Loyalty was not one of the central themes of my Commonplace Book. In the informal study of the collected passages I had assembled through July of 2005, the most common topics were Literature, Romance, Change, Writing and Age. In contrast, I mentioned the concept Loyalty only nine times, all of which were from one document. The End of Loyalty by Henry Louis Gates, Jr. in The New Yorker, March 9, 1998.
In his essay Gates considers the concept of loyalty in the context of the Clinton Administration political scandals and his relationship with a White House intern. But Gates’ essay goes far beyond those matters. It is a moral analysis of the general principle of loyalty, especially when it is pitted against an equally valued principle, such as honesty. For example, what is an individual to do when telling the truth conflicts with one’s loyalty to another person?
Gates argues we have forgotten about the simple virtue of loyalty, the “endangered trait of loyalty” as he put it. It is considered old fashioned now, a fairly primitive moral concept. Gates quotes commentators who refer to it as a “character flaw,” “phony,” “pre-modern virtue,” “anachronistic,” etc. He writes:
“Like all values the value of loyalty has its limits…Often loyalty must give way to “principle”—this we know—but aren’t there times, too, when principle must give way to loyalty?”
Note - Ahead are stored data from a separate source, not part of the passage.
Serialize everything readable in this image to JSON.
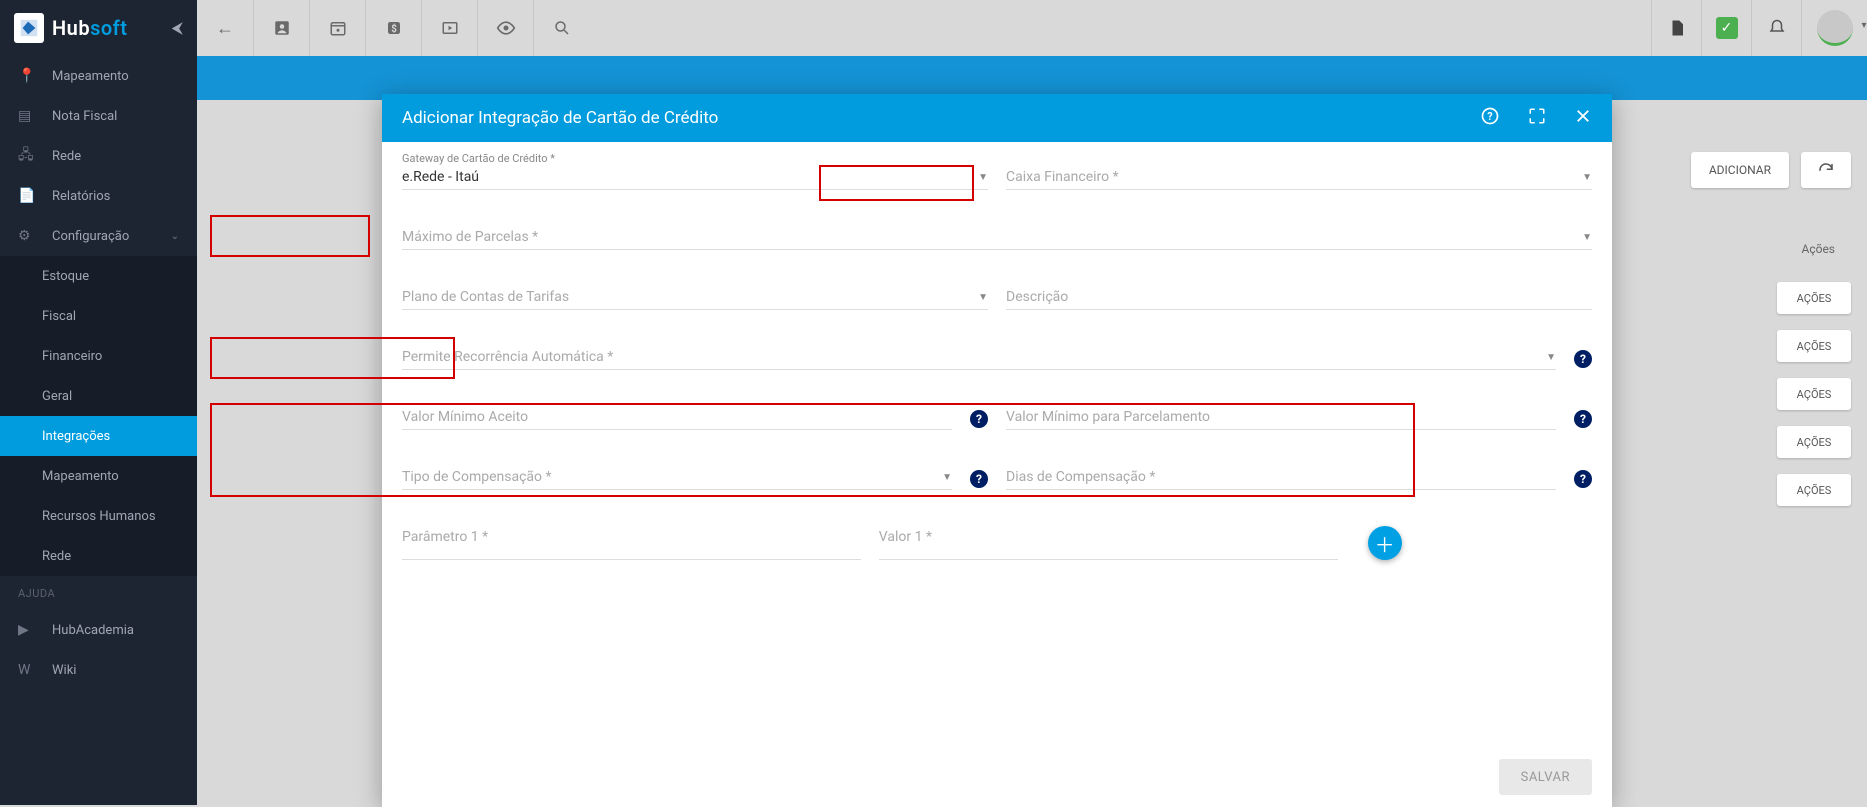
{
  "brand": {
    "hub": "Hub",
    "soft": "soft"
  },
  "sidebar": {
    "items": [
      {
        "label": "Mapeamento",
        "icon": "📍"
      },
      {
        "label": "Nota Fiscal",
        "icon": "▤"
      },
      {
        "label": "Rede",
        "icon": "🖧"
      },
      {
        "label": "Relatórios",
        "icon": "📄"
      },
      {
        "label": "Configuração",
        "icon": "⚙",
        "expandable": true
      }
    ],
    "sub": [
      {
        "label": "Estoque"
      },
      {
        "label": "Fiscal"
      },
      {
        "label": "Financeiro"
      },
      {
        "label": "Geral"
      },
      {
        "label": "Integrações"
      },
      {
        "label": "Mapeamento"
      },
      {
        "label": "Recursos Humanos"
      },
      {
        "label": "Rede"
      }
    ],
    "help_header": "AJUDA",
    "help": [
      {
        "label": "HubAcademia",
        "icon": "▶"
      },
      {
        "label": "Wiki",
        "icon": "W"
      }
    ]
  },
  "topbar": {
    "icons": [
      "←",
      "👤",
      "📅",
      "$",
      "▣",
      "👁",
      "🔍"
    ],
    "right": [
      "📄",
      "check",
      "🔔",
      "avatar"
    ]
  },
  "page": {
    "btn_add": "ADICIONAR",
    "col_acoes": "Ações",
    "row_btn": "AÇÕES",
    "row_tops": [
      226,
      274,
      322,
      370,
      418
    ]
  },
  "modal": {
    "title": "Adicionar Integração de Cartão de Crédito",
    "gateway_label": "Gateway de Cartão de Crédito *",
    "gateway_value": "e.Rede - Itaú",
    "caixa_label": "Caixa Financeiro *",
    "parcelas_label": "Máximo de Parcelas *",
    "plano_label": "Plano de Contas de Tarifas",
    "descricao_label": "Descrição",
    "recorrencia_label": "Permite Recorrência Automática *",
    "valmin_label": "Valor Mínimo Aceito",
    "valminparc_label": "Valor Mínimo para Parcelamento",
    "tipocomp_label": "Tipo de Compensação *",
    "diascomp_label": "Dias de Compensação *",
    "param1_label": "Parâmetro 1 *",
    "valor1_label": "Valor 1 *",
    "btn_salvar": "SALVAR"
  }
}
Like so many others these were some of my thoughts throughout the long, catastrophic period between 2001-2009. I began asking myself questions about the boundaries of loyalty, especially loyalty one has for the country of their birth. At times, I thought I would flee this country. What had happened to it? How could its people, my people, have voted for the leader of our country then? How could they allow him to take our nation down the path he was leading it to?
I remembered Virginia Woolf’s response in 1939 when asked what kind of freedom would advance the fight against fascism. She replied:
“Freedom from unreal loyalties. You must rid yourself of pride and those unreal loyalties…You must rid yourself of pride of nationality in the first place; also of religious pride, college pride, family pride, sex pride and those unreal loyalties that spring from them.”
What are the limits to loyalty? Is there a limit, for example, to the bond of loyalty we have toward family? Diana Athill has argued that loyalty to family “…can become foolishness if betrayed by its object. If your brother turns out to be a murderer…standing by him through thick and thin seems to me mindless.”
In July of 2007 Howard Zinn wrote “On this July 4th, we would do well to renounce nationalism and all its symbols: its flags, its pledge of allegiance, its anthems, its insistence in song that God must single out America to be blessed…..We need to refute the idea that our nation is different from, morally superior to, the other imperial powers of world history….We need to assert our allegiance to the human race, and not to any one nation.”
At about the same time, in an essay, Rethinking Patriotism, Lucinda Marshall wrote: “As July 4th approaches, it may well be time to consider whether patriotism and the defense of national borders is in fact and outmoded concept. Instead of Independence Day, perhaps it is time to declare an Interdependence Day and to pledge allegiance as global citizens to build our strength by nurturing our resources rather than plundering them, by nurturing all the world’s citizens, especially the young. Most of all, it is time to pledge to end the wanton destruction of the planet and the politics of hatred and greed that divide us.”
Is this a time now when we can begin to examine more closely the nature of loyalty? The national mood has flipped flopped. A person who clearly loves his country leads us. He is also a person who has not lost his sense of proportion and can readily acknowledge we are no different than or superior to any other country.